A conta das vacinas era muito fácil de ser feita e me surpreende que ainda haja pessoas surpresas com as notícias de interrupção da vacinação. Foram distribuídas cerca de 9,8 milhões de doses da CoronaVac da Sinovac/Instituto Butantan e 2 milhões da AstraZeneca da parceria Oxford/Fundação Oswaldo Cruz (só para lembrar, ambas com insumos originários da China).

Se temos cerca de 7 milhões de trabalhadoras da saúde e o público da primeira fase era de cerca de 15 milhões, segundo contas do Ministério da Saúde, obvio que não bastaria. Detalhe, para cada pessoa, duas doses com 3 semanas de intervalo entre uma e outra.

Mas o que fizeram os estados e municípios? Fracionaram as prioridades em superprioridades, chagando em São Paulo a se vacinar somente pessoas idosas de 90 anos ou mais. Estamos falando de pouco mais de 200 mil pessoas numa população de 46 milhões. O que se decidiu então? Proteger os mais idosos? Nada disso. A decisão foi modo de afunilar a vacinação para que tentar dar tempo de chegarem mais doses, mas não está funcionando. Por razoes epidemiológicas, não faz sentido imunizar quem tem 90 em detrimento de quem tem 80, todos compõe o mesmo grupo de risco.

A interrupção da vacinação é catastrófica e se soma a catástrofe da lentidão da campanha. Vacina que pode faltar inclusive para a segunda dose em muita gente, fruto da desorganização e das dificuldades logísticas reais. Tal situação serve muito bem ao vírus que, darwinianamente, segue evoluindo para formas mais agressivas e mais capazes de infectar. Outro efeito é a desmobilização e a perda de confiança no processo que, se criasse revolta por vacina seria bom, mas pode gerar desalento, fenômeno bem conhecido de quem estuda desemprego em massa.

Outro risco é que forças do mercado atuem no vácuo, desacreditando de vez a vacinação universal, fazendo a mutação (não é só o vírus) do direito à vacinação em mercadoria vacina. O grave disso é que do ponto de vista da criação da imunidade coletiva é contraproducente. Não é vacina antitetânica, que você toma e está protegido.
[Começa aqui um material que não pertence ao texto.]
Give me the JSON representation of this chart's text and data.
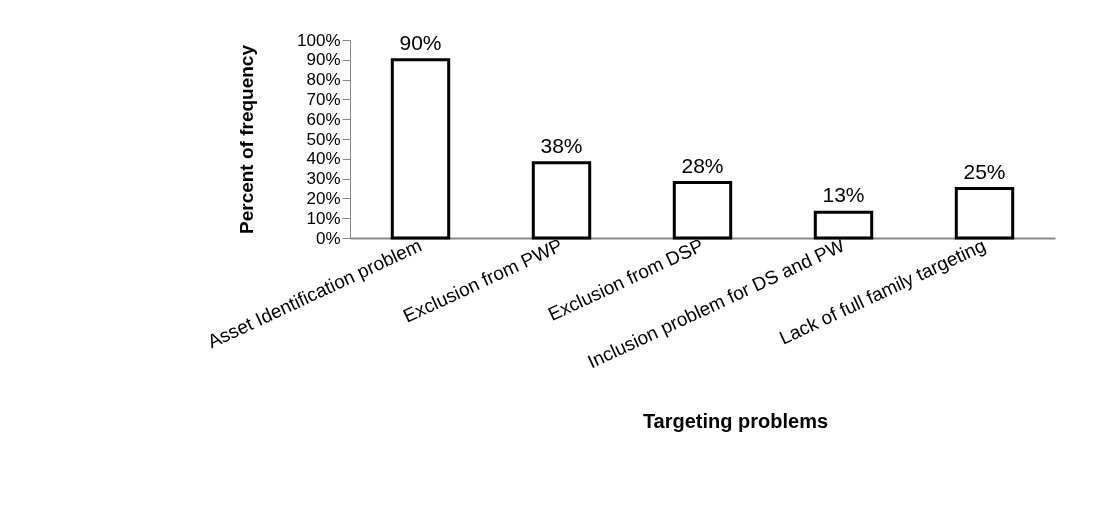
{
  "chart_data": {
    "type": "bar",
    "xlabel": "Targeting problems",
    "ylabel": "Percent of frequency",
    "categories": [
      "Asset Identification problem",
      "Exclusion from PWP",
      "Exclusion from DSP",
      "Inclusion problem for DS and PW",
      "Lack of full family targeting"
    ],
    "values": [
      90,
      38,
      28,
      13,
      25
    ],
    "value_labels": [
      "90%",
      "38%",
      "28%",
      "13%",
      "25%"
    ],
    "color": "#ffffff",
    "ylim": [
      0,
      100
    ],
    "yticks": [
      {
        "value": 0,
        "label": "0%"
      },
      {
        "value": 10,
        "label": "10%"
      },
      {
        "value": 20,
        "label": "20%"
      },
      {
        "value": 30,
        "label": "30%"
      },
      {
        "value": 40,
        "label": "40%"
      },
      {
        "value": 50,
        "label": "50%"
      },
      {
        "value": 60,
        "label": "60%"
      },
      {
        "value": 70,
        "label": "70%"
      },
      {
        "value": 80,
        "label": "80%"
      },
      {
        "value": 90,
        "label": "90%"
      },
      {
        "value": 100,
        "label": "100%"
      }
    ],
    "grid": false
  }
}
Tem que impedir a circulação do vírus para interromper a pandemia.

Por falta de um projeto estratégico de vacinação, não por falta de expertise que o SUS e seu corpo técnico tem de sobra, mas por decisão mesmo de criar entraves para a vacinação por parte dos negacionistas do governo central e os espalhados por todo canto, temos poucas vacinas e pulverizadas pelo país por critérios unicamente populacionais, sem considerar uma análise de como se desenvolve a pandemia.
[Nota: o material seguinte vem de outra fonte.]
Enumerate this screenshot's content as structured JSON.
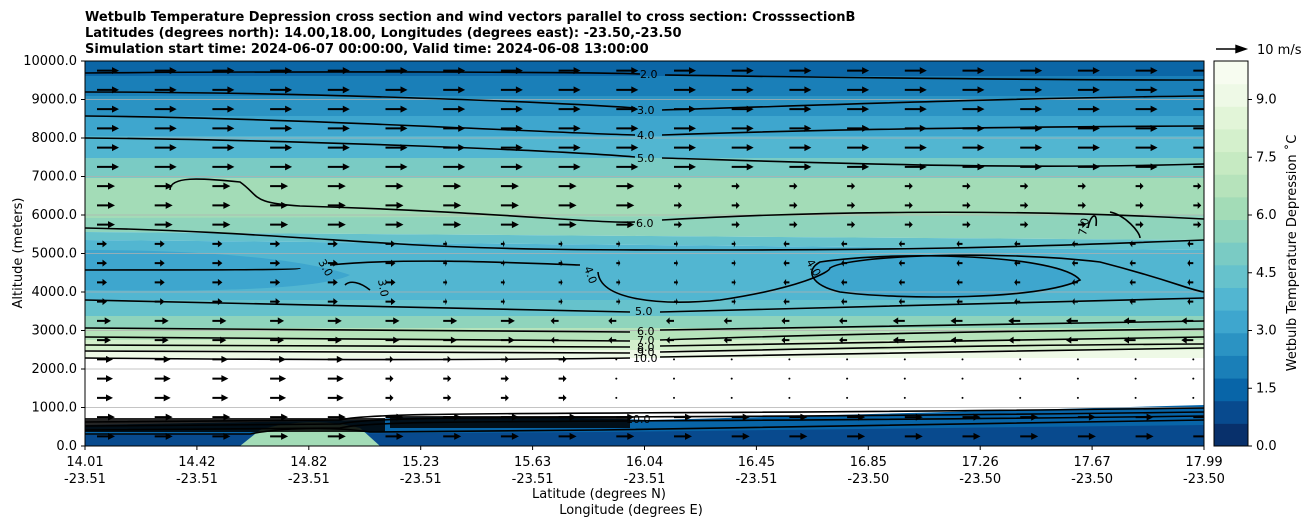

Também, e isso é grave, joga-se o foco na vacina e se descuida dos processos de combate, como isolamento e cuidados de autoproteção, além de barreiras sanitárias e rastreamento de redes de contato. Tudo isso gera o que está acontecendo em Araraquara. O prefeito da cidade, Edinho Silva (PT), se manifestou no sentido de alertar que no seu município a situação se agravou rapidamente, inclusive com formas graves da doença terem atingido pessoas mais jovens com maior frequência do que era o comum.

A prefeitura enviou amostras para o Instituto de Medicina da USP que confirmou casos de infecção pelos variantes detectadas originalmente em Manaus e também a variante de Londres. Esse é o recado, não basta, como fez Dória, ficar disputando a primazia da vacina, o que se tem que disputar é sua efetiva (necessariamente rápida) inoculação o mais universalmente possível. Caso contrário, a crise se prolongará e se intensificara e falo aqui de uma terceira onda com o espalhamento do vírus mutante.

A vacinação completa 31 dias e mantem a média diária abaixo de 190 mil que projeta mais de 4 anos para vacinar 70% da população. São 30 dias com média móvel de óbitos acima de mil, maior serie desde o início da pandemia.